In the images at https://fold.it/forum/suggestions/compound-library-3d-preview-improvements#post_76229 above, in the "Load Library Compound" menu as well as in the main 3D view of the protein, it is hard to tell if the new ligand contains double bonds and where all its hydrogen atoms are. This can be important if one is looking for a new ligand with -O-H versus >C=O groups, for example. It would help if there was a view option to turn on the hydrogens and show the double bonds in both of these views of the new ligand.
It is really very important to differentiate, "Blue" and "Red" polar atoms in preview. I mean not atom type, but bound type it can makes. It is what we research in compound library !
Since one goal is to quickly determine how many donors and acceptors each hit in a library has, perhaps an easy fix would be to change the heading for each preview in the "Load Library Compound" menu slightly.
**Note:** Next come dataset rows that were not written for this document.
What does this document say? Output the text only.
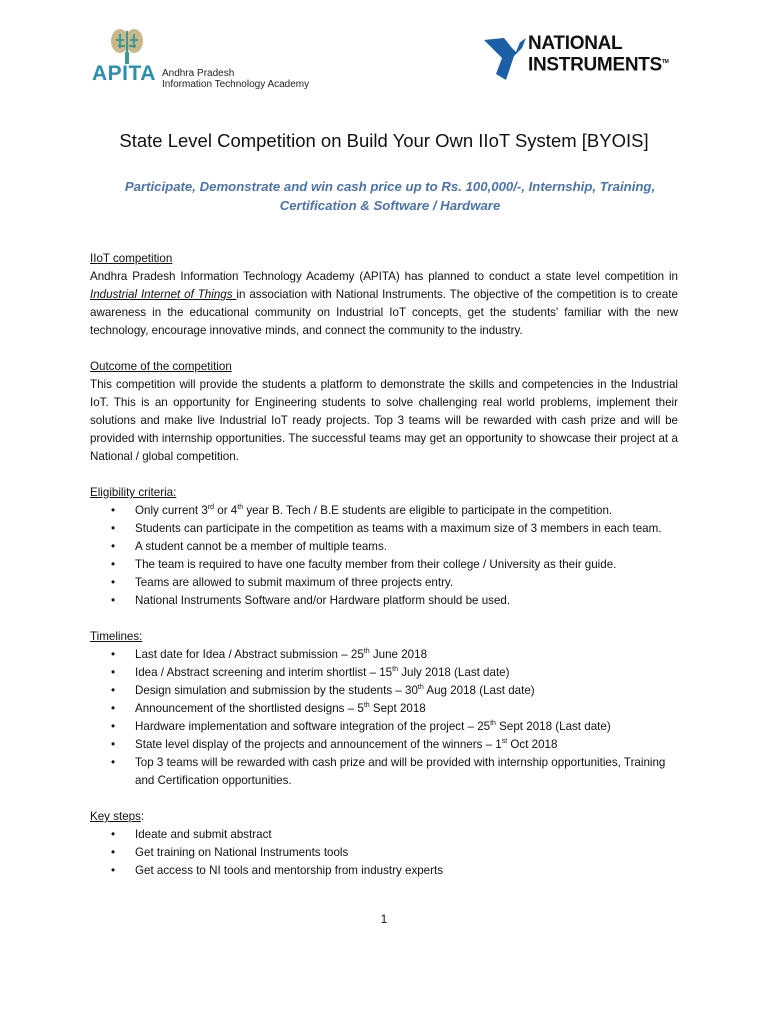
APITA Andhra Pradesh
Information Technology Academy
NATIONAL
INSTRUMENTS™
State Level Competition on Build Your Own IIoT System [BYOIS]
Participate, Demonstrate and win cash price up to Rs. 100,000/-, Internship, Training,
Certification & Software / Hardware
IIoT competition

Andhra Pradesh Information Technology Academy (APITA) has planned to conduct a state level competition in Industrial Internet of Things in association with National Instruments. The objective of the competition is to create awareness in the educational community on Industrial IoT concepts, get the students' familiar with the new technology, encourage innovative minds, and connect the community to the industry.

Outcome of the competition

This competition will provide the students a platform to demonstrate the skills and competencies in the Industrial IoT. This is an opportunity for Engineering students to solve challenging real world problems, implement their solutions and make live Industrial IoT ready projects. Top 3 teams will be rewarded with cash prize and will be provided with internship opportunities. The successful teams may get an opportunity to showcase their project at a National / global competition.

Eligibility criteria:
• Only current 3rd or 4th year B. Tech / B.E students are eligible to participate in the competition.
• Students can participate in the competition as teams with a maximum size of 3 members in each team.
• A student cannot be a member of multiple teams.
• The team is required to have one faculty member from their college / University as their guide.
• Teams are allowed to submit maximum of three projects entry.
• National Instruments Software and/or Hardware platform should be used.
Timelines:
• Last date for Idea / Abstract submission – 25th June 2018
• Idea / Abstract screening and interim shortlist – 15th July 2018 (Last date)
• Design simulation and submission by the students – 30th Aug 2018 (Last date)
• Announcement of the shortlisted designs – 5th Sept 2018
• Hardware implementation and software integration of the project – 25th Sept 2018 (Last date)
• State level display of the projects and announcement of the winners – 1st Oct 2018
• Top 3 teams will be rewarded with cash prize and will be provided with internship opportunities, Training and Certification opportunities.
Key steps:
• Ideate and submit abstract
• Get training on National Instruments tools
• Get access to NI tools and mentorship from industry experts
1
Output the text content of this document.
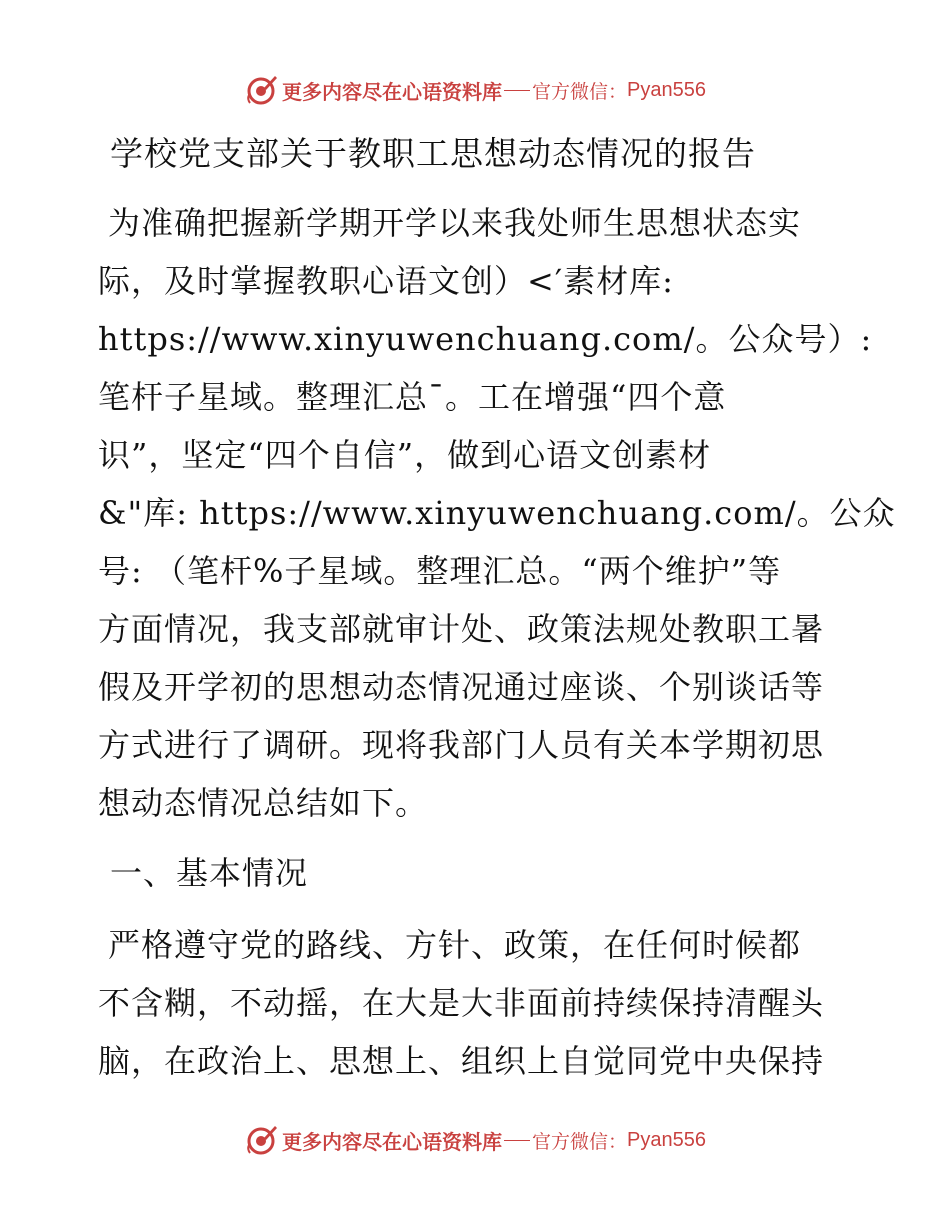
更多内容尽在心语资料库 官方微信： Pyan556
学校党支部关于教职工思想动态情况的报告
为准确把握新学期开学以来我处师生思想状态实
际，及时掌握教职心语文创）<′素材库:
https://www.xinyuwenchuang.com/。公众号）:
笔杆子星域。整理汇总¯。工在增强“四个意
识”，坚定“四个自信”，做到心语文创素材
&"库: https://www.xinyuwenchuang.com/。公众
号: （笔杆%子星域。整理汇总。“两个维护”等
方面情况，我支部就审计处、政策法规处教职工暑
假及开学初的思想动态情况通过座谈、个别谈话等
方式进行了调研。现将我部门人员有关本学期初思
想动态情况总结如下。
一、基本情况
严格遵守党的路线、方针、政策，在任何时候都
不含糊，不动摇，在大是大非面前持续保持清醒头
脑，在政治上、思想上、组织上自觉同党中央保持
更多内容尽在心语资料库 官方微信： Pyan556
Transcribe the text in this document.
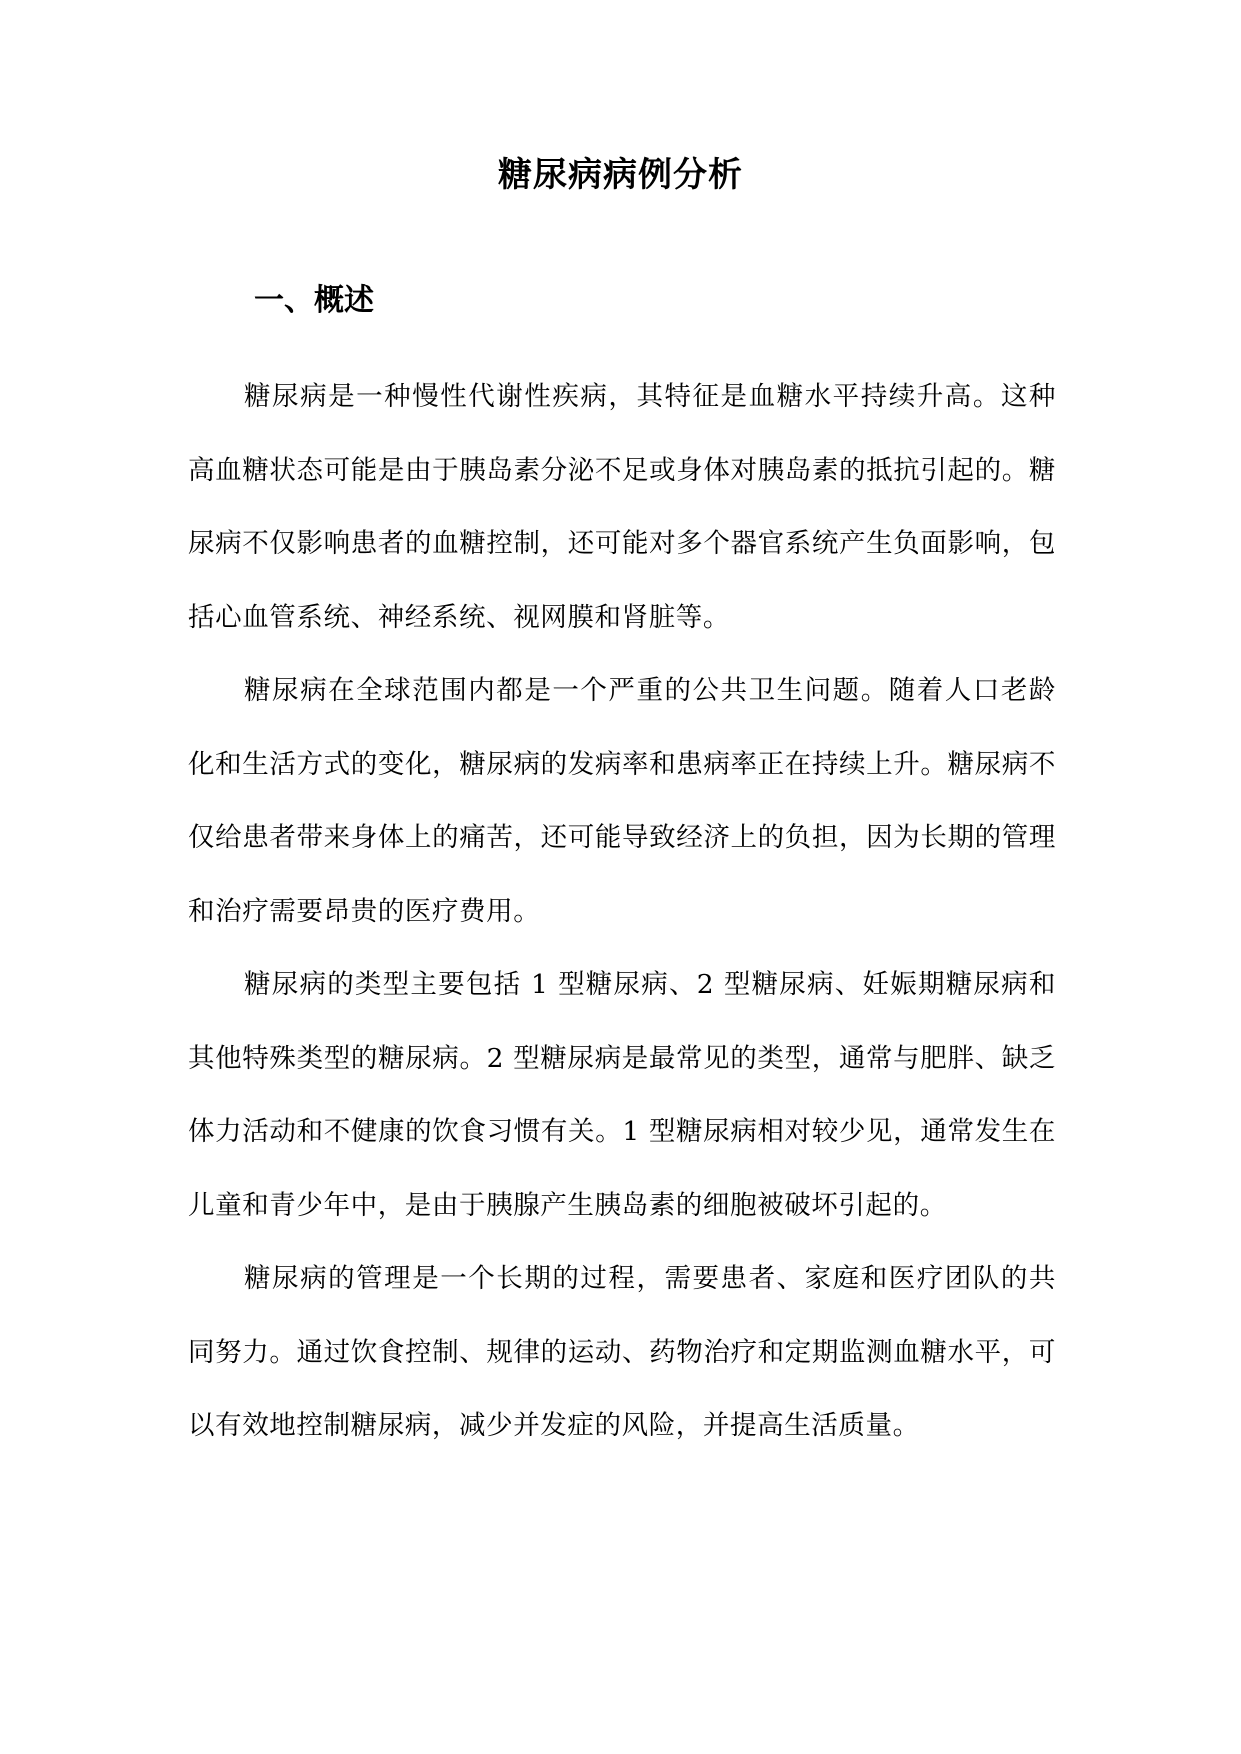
糖尿病病例分析
一、概述

糖尿病是一种慢性代谢性疾病，其特征是血糖水平持续升高。这种高血糖状态可能是由于胰岛素分泌不足或身体对胰岛素的抵抗引起的。糖尿病不仅影响患者的血糖控制，还可能对多个器官系统产生负面影响，包括心血管系统、神经系统、视网膜和肾脏等。

糖尿病在全球范围内都是一个严重的公共卫生问题。随着人口老龄化和生活方式的变化，糖尿病的发病率和患病率正在持续上升。糖尿病不仅给患者带来身体上的痛苦，还可能导致经济上的负担，因为长期的管理和治疗需要昂贵的医疗费用。

糖尿病的类型主要包括 1 型糖尿病、2 型糖尿病、妊娠期糖尿病和其他特殊类型的糖尿病。2 型糖尿病是最常见的类型，通常与肥胖、缺乏体力活动和不健康的饮食习惯有关。1 型糖尿病相对较少见，通常发生在儿童和青少年中，是由于胰腺产生胰岛素的细胞被破坏引起的。

糖尿病的管理是一个长期的过程，需要患者、家庭和医疗团队的共同努力。通过饮食控制、规律的运动、药物治疗和定期监测血糖水平，可以有效地控制糖尿病，减少并发症的风险，并提高生活质量。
For example, for the selected preview in: 
you could change the heading from "Entry 18: Similarity 0.104167" to "Hit 18: Similarity 0.104 0d 2a" or "(18) Similarity 0.104167 0d 2a" to indicate that Entry 18 has 0 hydrogen bond donors and 2 hydrogen bond acceptors.
In some respects, replacing all of the little 3D images in the Load Library Compound menu with 2D images like below 
from the Zinc20 database (here for https://zinc20.docking.org/substances/ZINC000000334130/ which is Puzzle 2310's starting ligand, also known as compound 12) gives us more information about the hits in each library. Right away we can tell where all the single & double bonds are and which oxygens are in -O-, -OH, & >C=O groups. It also helps us distinguish between O & Br atoms, which are both shown as red atoms in the 3D previews. The 2D images also don't need to be rotated like the 3D images do to allow for easy comparison of compounds.